During the break the cake was cut and much enjoyed by all with more tea and chat.
In the second halfm Donna shared her research into the glory days of the Glasgow Department Stores such as Copland and Lye and Trerons with their orchestras, restaurants, tearooms, ladies room, gents smoking room and grand staircases decorated with plants and palm trees. She also loved researching fashions as portrayed in the Ladies Pictorial, all fascinating social history.
Donna read a chapter from later in the novel where Mabel is undercover at night club with a male colleague (one of the few who treats Mabel with respect) investigating drug trafficking.
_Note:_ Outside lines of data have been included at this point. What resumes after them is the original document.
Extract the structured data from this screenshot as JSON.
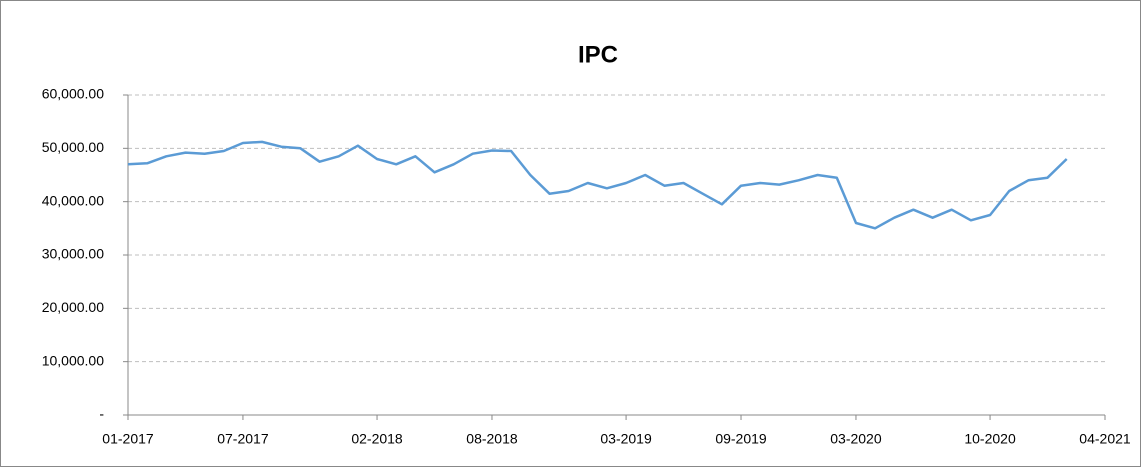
{
  "chart_data": {
    "type": "line",
    "title": "IPC",
    "x": [
      "01-2017",
      "02-2017",
      "03-2017",
      "04-2017",
      "05-2017",
      "06-2017",
      "07-2017",
      "08-2017",
      "09-2017",
      "10-2017",
      "11-2017",
      "12-2017",
      "01-2018",
      "02-2018",
      "03-2018",
      "04-2018",
      "05-2018",
      "06-2018",
      "07-2018",
      "08-2018",
      "09-2018",
      "10-2018",
      "11-2018",
      "12-2018",
      "01-2019",
      "02-2019",
      "03-2019",
      "04-2019",
      "05-2019",
      "06-2019",
      "07-2019",
      "08-2019",
      "09-2019",
      "10-2019",
      "11-2019",
      "12-2019",
      "01-2020",
      "02-2020",
      "03-2020",
      "04-2020",
      "05-2020",
      "06-2020",
      "07-2020",
      "08-2020",
      "09-2020",
      "10-2020",
      "11-2020",
      "12-2020",
      "01-2021",
      "02-2021"
    ],
    "series": [
      {
        "name": "IPC",
        "color": "#5b9bd5",
        "values": [
          47000,
          47200,
          48500,
          49200,
          49000,
          49500,
          51000,
          51200,
          50300,
          50000,
          47500,
          48500,
          50500,
          48000,
          47000,
          48500,
          45500,
          47000,
          49000,
          49600,
          49500,
          45000,
          41500,
          42000,
          43500,
          42500,
          43500,
          45000,
          43000,
          43500,
          41500,
          39500,
          43000,
          43500,
          43200,
          44000,
          45000,
          44500,
          36000,
          35000,
          37000,
          38500,
          37000,
          38500,
          36500,
          37500,
          42000,
          44000,
          44500,
          48000
        ]
      }
    ],
    "xlim": [
      "01-2017",
      "04-2021"
    ],
    "xticks": [
      "01-2017",
      "07-2017",
      "02-2018",
      "08-2018",
      "03-2019",
      "09-2019",
      "03-2020",
      "10-2020",
      "04-2021"
    ],
    "ylim": [
      0,
      60000
    ],
    "yticks": [
      {
        "value": 0,
        "label": "-"
      },
      {
        "value": 10000,
        "label": "10,000.00"
      },
      {
        "value": 20000,
        "label": "20,000.00"
      },
      {
        "value": 30000,
        "label": "30,000.00"
      },
      {
        "value": 40000,
        "label": "40,000.00"
      },
      {
        "value": 50000,
        "label": "50,000.00"
      },
      {
        "value": 60000,
        "label": "60,000.00"
      }
    ],
    "grid": true
  }
}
Both the extracts we heard are examples of another feature of the novel – its humour, which is engaging and help to lighten the atmosphere in a story of misogyny and abuse of vulnerable young women.
Questions followed the reading. Yes, she had spoken to modern policewomen who said that they still faced difficulties with some male colleagues and the author Karen Campbell, an ex-police officer had confirmed this. No, she she didn’t map everything out in advance. She found it a joy in finding out what happened next whilst writing. Yes, she loved doing the research and even if she didn’t use it all, it still influenced her writing, gave her a sense of the time and place it was set and added to the ambiance of the novel.
I loved some of the minor characters especially Winnie, the ladies toilet attendant who is so much more to so many women, the Dadaist artist Countess Colette von der Weid and Lorrimer the detective Mabel works with undercover.
There was very warm applause for Donna at the end and we all look forward to future events with her and maybe even her next book launch! In the acknowledgements at the end of her novel Donna thanks “everyone at Glasgow Women’s Library…and special thanks to Wendy Kirk – GWL’s lovely librarian – and to the wonderful women who attend Story Cafe for their interest, support and encouragement” Well, we all love having Donna with us and feeling part of her creative journey. I joined the queue to purchase her book and have it signed by such a good friend of Story Cafe.
The Devil’s Draper is a follow up to her 2023 novel The Unpicking and some of the characters, including Mabel, appear in both. I re-read The Unpicking, a compelling story of three generations of women fighting against the awful situations they face, before I read The Devil’s Draper and it certainly enhanced my enjoyment of the latter where Mabel, Johnnie and Beatrice go on a perilous journey to discover the truth. The dear green place could also be a very dark place…
And sadly as Donna says “the abuse, injustice and discrimination [they faced] still continues today”
Both titles are available from GWL and I highly recommend them.
Our next Story Cafe is Thursday 29th May when we welcome back Grey Hen Press with their wonderful poetry anthologies.